Tantôt associée au land art, tantôt à l’arte povera, nul besoin pour cette artiste profondément attachée à sa terre corrézienne et davantage habituée au grand air qu’aux ateliers, de se revendiquer d’une école ou d’un mouvement.
Pour celle qui aimait tant marcher de longues heures sur les chemins de campagne, une branche, une feuille, une écorce prenaient forme sous le travail délicat et méticuleux de ses mains pour devenir une tapisserie, un tissage, un entrelacs.
Son enfance fut marquée par la guerre. Tandis que les divisions allemandes remontaient depuis la Provence jusqu’en Normandie, il fallait apprendre à se cacher et à rester discrète. Comme elle le confia plus tard, ne rien jeter, faire du neuf avec du vieux, vivre et créer sobrement devint sa philosophie.
Admise à l’école normale supérieure de Tulle, elle rencontre son futur époux, le peintre Henri Cueco. Ils formeront tous deux un merveilleux couple d’artistes, se conseillant et s’influençant mutuellement.
Devenue enseignante, elle se consacre avec amour pendant dix ans à l’éveil éducatif et artistique de ses élèves. Dans son esprit, voir un enfant réussir à lire produisait le même effet qu’observer patiemment une fleur s’ouvrir.
C’est alors à la faveur d’une série de ventes d’œuvres de son époux que Marinette Cueco peut à partir des années 1970 se consacrer pleinement à son art. Du plus petit brin d’herbe aux plus grandes lianes, elle rendait à chaque forme, à chaque élément naturel sa sensibilité. Chez elle ni pots de peintures ni pinceaux mais des végétaux et des minéraux avec lesquels elle était en symbiose.
Ses créations attirent les regards et lui valent une première exposition dès 1986 au musée d’Art Moderne de Paris. Par la suite ses œuvres ne cesseront de susciter l’admiration. Deux grandes rétrospectives de son œuvre lui furent récemment consacrées, au LAAC de Dunkerque et au musée de l’Hospice Saint-Roch à Issoulin.

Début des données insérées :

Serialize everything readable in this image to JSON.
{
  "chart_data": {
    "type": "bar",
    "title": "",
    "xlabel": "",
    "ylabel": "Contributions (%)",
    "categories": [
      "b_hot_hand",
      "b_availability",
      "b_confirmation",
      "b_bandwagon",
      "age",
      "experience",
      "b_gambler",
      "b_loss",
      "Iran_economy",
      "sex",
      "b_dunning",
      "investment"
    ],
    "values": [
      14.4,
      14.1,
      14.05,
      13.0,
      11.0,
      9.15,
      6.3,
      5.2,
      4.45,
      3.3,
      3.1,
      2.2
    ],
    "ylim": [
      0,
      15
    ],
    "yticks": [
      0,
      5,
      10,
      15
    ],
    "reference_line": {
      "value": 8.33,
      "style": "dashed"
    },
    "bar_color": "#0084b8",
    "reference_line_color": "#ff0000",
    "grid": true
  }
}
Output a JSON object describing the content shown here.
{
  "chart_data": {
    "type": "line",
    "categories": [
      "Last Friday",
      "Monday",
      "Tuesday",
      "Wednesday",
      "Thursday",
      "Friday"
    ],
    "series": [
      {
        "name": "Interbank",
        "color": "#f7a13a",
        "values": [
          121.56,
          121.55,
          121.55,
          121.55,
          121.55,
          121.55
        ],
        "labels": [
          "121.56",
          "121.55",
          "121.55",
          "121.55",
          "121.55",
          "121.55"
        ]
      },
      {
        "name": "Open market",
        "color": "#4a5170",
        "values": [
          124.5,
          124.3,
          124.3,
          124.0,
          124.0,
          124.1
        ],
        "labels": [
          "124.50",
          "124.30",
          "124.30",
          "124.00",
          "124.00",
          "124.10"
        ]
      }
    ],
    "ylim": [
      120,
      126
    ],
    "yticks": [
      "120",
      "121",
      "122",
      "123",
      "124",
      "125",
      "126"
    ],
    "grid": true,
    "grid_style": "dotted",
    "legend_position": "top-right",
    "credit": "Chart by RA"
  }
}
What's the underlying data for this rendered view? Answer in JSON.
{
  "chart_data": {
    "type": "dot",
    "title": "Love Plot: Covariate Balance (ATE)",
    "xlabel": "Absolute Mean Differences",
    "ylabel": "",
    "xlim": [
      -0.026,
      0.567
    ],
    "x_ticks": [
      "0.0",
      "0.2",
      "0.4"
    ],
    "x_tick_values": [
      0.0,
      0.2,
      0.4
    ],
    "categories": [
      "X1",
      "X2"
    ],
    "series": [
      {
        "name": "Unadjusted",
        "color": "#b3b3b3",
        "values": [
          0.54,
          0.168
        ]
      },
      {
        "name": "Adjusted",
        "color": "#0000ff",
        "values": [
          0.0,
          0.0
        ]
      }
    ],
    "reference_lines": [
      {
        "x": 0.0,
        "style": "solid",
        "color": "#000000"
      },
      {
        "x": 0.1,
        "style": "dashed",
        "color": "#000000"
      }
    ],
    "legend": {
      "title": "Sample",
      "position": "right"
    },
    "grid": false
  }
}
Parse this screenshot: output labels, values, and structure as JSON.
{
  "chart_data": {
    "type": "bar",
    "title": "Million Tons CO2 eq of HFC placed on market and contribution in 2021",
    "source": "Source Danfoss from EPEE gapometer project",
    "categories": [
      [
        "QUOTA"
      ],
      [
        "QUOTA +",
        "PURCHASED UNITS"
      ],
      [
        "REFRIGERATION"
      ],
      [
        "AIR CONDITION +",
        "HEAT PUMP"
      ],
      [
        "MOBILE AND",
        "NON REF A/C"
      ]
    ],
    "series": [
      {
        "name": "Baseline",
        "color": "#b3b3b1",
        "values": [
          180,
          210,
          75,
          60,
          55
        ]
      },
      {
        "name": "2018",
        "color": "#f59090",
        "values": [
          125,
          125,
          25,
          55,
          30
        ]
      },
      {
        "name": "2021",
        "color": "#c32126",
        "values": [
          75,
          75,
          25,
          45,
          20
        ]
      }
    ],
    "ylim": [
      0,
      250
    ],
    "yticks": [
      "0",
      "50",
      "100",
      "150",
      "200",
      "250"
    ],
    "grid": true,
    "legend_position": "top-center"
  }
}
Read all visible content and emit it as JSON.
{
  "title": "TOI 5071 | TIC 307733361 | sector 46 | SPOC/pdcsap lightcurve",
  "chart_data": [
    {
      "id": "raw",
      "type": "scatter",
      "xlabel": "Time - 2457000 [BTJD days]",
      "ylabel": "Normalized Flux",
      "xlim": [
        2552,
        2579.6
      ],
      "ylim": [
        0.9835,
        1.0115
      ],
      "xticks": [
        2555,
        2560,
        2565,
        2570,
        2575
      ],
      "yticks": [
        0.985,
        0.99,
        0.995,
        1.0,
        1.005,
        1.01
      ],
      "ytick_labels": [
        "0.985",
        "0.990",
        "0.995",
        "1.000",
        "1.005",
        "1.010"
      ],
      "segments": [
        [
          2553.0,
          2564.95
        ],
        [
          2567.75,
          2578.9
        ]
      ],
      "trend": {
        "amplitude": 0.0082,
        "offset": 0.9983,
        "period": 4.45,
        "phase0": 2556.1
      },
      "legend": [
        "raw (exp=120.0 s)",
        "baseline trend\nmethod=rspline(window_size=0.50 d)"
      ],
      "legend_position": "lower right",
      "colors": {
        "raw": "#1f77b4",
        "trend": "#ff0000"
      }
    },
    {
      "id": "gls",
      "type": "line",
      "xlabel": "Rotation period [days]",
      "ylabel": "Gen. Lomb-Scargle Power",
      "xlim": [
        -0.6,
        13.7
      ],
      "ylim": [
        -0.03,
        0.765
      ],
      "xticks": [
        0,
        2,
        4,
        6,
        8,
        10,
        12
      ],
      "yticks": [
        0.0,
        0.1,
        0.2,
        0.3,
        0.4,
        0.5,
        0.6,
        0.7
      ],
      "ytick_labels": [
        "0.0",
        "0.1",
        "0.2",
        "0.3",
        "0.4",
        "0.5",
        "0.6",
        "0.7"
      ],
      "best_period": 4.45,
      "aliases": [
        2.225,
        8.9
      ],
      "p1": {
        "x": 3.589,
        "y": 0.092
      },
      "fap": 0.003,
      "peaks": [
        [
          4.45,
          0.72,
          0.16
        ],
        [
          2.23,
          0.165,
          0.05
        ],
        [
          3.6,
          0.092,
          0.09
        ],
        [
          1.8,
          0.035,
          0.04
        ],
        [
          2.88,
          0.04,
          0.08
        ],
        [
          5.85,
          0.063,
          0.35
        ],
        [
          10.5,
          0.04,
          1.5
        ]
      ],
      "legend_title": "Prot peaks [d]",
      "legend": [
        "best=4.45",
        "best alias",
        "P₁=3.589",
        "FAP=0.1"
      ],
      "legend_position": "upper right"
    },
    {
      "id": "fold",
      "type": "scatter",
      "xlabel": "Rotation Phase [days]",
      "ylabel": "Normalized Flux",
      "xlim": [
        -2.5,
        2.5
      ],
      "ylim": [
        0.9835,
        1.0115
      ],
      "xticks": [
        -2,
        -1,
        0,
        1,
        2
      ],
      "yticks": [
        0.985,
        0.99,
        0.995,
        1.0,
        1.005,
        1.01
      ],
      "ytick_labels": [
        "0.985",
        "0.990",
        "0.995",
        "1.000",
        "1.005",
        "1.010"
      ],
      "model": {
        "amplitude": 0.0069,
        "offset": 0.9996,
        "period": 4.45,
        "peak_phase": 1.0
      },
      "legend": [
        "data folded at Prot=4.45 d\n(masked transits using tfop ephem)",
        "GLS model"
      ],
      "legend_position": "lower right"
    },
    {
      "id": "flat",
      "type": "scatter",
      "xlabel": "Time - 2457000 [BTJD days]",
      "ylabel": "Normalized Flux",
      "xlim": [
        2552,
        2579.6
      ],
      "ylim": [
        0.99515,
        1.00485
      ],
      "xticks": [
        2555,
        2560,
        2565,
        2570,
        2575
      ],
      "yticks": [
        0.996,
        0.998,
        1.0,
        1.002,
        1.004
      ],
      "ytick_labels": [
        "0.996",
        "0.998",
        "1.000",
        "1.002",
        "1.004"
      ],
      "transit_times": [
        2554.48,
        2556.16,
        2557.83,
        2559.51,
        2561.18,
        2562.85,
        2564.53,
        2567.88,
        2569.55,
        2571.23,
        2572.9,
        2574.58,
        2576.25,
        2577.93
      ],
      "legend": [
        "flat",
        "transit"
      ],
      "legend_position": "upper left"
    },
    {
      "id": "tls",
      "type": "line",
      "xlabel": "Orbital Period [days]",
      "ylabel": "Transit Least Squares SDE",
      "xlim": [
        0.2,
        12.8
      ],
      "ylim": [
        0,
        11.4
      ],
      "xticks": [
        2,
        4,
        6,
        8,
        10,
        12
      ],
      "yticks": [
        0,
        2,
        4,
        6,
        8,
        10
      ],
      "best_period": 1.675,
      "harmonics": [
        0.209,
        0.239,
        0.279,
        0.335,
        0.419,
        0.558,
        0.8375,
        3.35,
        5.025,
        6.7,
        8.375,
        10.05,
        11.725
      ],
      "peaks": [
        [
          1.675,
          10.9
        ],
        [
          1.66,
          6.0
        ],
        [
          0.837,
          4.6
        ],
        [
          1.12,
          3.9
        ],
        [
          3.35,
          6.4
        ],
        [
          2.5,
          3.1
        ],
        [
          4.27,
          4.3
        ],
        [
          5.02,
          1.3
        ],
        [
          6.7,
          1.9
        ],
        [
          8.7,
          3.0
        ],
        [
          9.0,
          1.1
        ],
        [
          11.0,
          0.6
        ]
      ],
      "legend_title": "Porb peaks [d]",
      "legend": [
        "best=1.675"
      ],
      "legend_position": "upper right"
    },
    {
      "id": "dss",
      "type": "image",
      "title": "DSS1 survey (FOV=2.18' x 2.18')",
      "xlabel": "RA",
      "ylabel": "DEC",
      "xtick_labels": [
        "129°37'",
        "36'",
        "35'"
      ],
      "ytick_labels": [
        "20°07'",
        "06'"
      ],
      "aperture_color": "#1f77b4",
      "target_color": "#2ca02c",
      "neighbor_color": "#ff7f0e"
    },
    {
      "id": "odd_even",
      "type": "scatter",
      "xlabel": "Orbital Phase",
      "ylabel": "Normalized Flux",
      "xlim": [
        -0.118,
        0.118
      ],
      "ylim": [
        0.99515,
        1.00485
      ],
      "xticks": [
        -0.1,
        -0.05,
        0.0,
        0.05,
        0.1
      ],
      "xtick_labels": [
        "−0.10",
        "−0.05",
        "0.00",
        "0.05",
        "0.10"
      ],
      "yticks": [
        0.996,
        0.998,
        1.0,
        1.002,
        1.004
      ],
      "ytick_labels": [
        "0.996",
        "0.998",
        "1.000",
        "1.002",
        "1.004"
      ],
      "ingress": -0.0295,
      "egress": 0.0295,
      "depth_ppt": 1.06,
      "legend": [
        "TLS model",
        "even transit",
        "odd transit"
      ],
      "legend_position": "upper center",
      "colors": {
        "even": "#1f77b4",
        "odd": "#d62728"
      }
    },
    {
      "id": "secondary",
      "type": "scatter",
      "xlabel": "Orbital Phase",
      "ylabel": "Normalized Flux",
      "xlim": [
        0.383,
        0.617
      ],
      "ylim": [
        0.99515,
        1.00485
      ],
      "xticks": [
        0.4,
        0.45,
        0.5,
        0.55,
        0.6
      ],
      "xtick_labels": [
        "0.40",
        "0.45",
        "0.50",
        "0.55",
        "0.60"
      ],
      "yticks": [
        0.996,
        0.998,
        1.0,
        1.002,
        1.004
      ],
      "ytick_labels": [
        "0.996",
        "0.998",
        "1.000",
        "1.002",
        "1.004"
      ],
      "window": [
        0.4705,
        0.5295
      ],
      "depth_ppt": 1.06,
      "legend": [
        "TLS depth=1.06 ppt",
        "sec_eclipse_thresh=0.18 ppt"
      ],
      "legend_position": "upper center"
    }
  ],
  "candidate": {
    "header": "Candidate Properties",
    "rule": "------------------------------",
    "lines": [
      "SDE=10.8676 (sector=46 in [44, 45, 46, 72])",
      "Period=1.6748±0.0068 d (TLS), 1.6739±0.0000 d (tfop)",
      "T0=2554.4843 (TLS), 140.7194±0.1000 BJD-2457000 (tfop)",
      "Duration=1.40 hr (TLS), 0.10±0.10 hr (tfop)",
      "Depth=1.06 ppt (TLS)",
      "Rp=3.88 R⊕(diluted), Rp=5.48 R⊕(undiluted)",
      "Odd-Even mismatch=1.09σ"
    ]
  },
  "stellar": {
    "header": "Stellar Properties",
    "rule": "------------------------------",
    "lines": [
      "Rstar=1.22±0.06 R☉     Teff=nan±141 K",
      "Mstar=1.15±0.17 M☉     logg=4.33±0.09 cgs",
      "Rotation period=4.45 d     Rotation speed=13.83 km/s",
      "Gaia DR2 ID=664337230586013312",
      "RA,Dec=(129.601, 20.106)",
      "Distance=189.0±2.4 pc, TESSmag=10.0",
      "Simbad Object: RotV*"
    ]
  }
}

La nature était pour elle un long poème ininterrompu qu’il s’agissait de révéler. C’est à ce merveilleux travail qu’elle aura consacré toute sa vie en tissant une œuvre unique et inclassable.
« Pour moi, le plus important est de scruter la nature pour y voir le plus simple et le moins perceptible » disait Marinette Cueco. Avec discrétion, mais aussi avec obstination, elle n’aura eu de cesse de révéler la beauté cachée dans l’air et sous nos pieds, et sa fragilité. Une vision et une attention au vivant dont on mesure aujourd’hui de façon grandissante la dimension prophétique.
J’adresse à sa famille et à ses proches mes plus sincères condoléances.